— На иврите, хотя он всеми силами старался показать, как претит ему мое произношение, немножко ехидничал, делал вид, что не понимает, что даже не знает, на каком языке я вообще говорю — до тех пор, пока я не произнесу слово так, как принято у них, но тем не менее он был очень хорошим спутником, мог ходить часами без устали, всегда был готов предложить десяток маршрутов. В последние дни мы выходили из Старого города, и он водил меня на Масличную гору, на которой нет никаких маслин, а только могилы. Мы подолгу стояли среди черных коз, пасущихся там, и смотрели на город, спускались к православной церкви Марии Магдалины — он называл ее церковью с луковицами, а потом шли на Русское подворье. Интересно, что где бы он ни увидел турецких солдат, он всегда старался попасться им на глаза, махал им рукой, заговаривал с ними на турецком, который он, оказывается, знал; такое впечатление, что все турецкое — солдаты, их лагеря, — влекло его, как магнит. Я же смотрел на все вокруг и говорил себе: я освобождаюсь от власти этого города, освобождаюсь навсегда, без обид и иллюзий. Мы с мальчиком возвращались в Старый город, и, проходя по базару, по улочкам, минуя дворы, я стал замечать, что для жителей я уже не чужой — торговцы, евреи и арабы, которые раньше лишь провожали меня взглядами, теперь останавливали меня, произносили слова приветствия. Тогда-то я понял: путешествие окончено, пора в обратный путь.
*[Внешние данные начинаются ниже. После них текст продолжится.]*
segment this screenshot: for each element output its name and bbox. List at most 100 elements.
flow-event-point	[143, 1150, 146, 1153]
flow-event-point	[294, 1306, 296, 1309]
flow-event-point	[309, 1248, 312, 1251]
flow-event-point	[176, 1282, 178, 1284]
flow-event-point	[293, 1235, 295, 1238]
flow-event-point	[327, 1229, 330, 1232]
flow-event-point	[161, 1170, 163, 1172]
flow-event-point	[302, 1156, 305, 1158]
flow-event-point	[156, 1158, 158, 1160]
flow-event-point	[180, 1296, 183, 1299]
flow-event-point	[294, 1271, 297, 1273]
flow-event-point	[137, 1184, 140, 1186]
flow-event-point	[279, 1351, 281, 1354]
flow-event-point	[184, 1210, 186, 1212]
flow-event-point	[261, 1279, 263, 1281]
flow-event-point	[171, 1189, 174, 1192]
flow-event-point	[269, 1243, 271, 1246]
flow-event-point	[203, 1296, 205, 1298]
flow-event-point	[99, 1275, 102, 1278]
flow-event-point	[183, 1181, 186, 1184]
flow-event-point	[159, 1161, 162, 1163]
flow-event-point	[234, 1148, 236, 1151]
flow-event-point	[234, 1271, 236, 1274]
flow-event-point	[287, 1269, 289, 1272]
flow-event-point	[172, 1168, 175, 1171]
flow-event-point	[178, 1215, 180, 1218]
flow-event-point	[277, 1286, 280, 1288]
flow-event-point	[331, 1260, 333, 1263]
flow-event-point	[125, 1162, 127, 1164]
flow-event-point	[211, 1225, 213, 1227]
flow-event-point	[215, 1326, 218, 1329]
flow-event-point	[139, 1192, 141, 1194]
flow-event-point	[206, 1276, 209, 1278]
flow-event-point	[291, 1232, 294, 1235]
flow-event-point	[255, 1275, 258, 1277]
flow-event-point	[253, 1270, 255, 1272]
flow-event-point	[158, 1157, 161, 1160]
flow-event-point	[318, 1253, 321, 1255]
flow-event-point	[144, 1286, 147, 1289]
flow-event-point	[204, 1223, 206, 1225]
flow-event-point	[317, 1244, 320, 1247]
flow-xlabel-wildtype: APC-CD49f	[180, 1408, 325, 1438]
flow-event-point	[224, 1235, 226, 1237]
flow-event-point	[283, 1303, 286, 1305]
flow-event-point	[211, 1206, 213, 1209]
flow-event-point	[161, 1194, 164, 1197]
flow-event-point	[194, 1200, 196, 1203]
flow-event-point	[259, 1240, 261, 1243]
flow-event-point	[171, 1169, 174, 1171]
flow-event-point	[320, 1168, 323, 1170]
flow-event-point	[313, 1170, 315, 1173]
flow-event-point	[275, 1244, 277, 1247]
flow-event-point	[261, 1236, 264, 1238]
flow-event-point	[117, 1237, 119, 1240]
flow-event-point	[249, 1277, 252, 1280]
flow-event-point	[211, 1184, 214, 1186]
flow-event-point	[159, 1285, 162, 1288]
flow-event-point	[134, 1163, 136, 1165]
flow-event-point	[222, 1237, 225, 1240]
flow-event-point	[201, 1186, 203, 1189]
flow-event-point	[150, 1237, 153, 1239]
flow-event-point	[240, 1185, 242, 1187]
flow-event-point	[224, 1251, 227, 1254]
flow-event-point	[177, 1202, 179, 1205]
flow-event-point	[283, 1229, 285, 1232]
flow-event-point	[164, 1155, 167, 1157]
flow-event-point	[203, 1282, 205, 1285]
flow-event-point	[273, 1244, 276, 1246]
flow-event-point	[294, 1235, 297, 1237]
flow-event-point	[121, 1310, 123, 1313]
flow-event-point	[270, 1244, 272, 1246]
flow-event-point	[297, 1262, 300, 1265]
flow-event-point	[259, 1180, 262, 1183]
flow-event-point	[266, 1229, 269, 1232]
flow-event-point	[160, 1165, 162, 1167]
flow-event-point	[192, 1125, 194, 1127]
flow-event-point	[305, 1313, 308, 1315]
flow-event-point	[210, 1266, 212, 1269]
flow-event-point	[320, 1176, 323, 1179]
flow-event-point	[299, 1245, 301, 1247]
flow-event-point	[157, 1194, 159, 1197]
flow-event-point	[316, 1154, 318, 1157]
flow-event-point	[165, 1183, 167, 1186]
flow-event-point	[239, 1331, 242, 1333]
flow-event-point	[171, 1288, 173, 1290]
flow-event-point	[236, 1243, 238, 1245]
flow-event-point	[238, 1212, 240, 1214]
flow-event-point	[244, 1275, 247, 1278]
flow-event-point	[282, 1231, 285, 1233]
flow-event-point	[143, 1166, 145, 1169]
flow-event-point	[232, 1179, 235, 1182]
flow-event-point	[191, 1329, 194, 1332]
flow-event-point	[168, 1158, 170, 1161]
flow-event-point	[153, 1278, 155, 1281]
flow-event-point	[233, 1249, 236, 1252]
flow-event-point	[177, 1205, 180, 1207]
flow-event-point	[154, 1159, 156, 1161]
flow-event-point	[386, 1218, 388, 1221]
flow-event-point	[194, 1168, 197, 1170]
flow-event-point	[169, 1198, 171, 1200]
— Линка по-прежнему была словно какими-то таинственными узами привязана к клинике, помогала врачу и акушерке, и иногда по ночам в своей Крайст черч мне казалось, что я в Кракове, а она в Елени-Сад — так далеко была она от меня.
— Нет, в Судный день я там не сидел один, я уступил их уговором и пошел к ним на завершающую трапезу,[72] и там, за столом, когда мы кончили есть, он стал на этот раз впрямую и очень настойчиво уговаривать меня отложить отъезд. Вначале я попытался мягко уклониться от ответа, а когда это не удалось, сказал: "Никак не могу. Меня ждут больные", — хотя в тот момент ни за какие деньги не мог вспомнить ни одного такого больного, за исключением разве что маленького Антония, с которым я играл в шашки после осмотра.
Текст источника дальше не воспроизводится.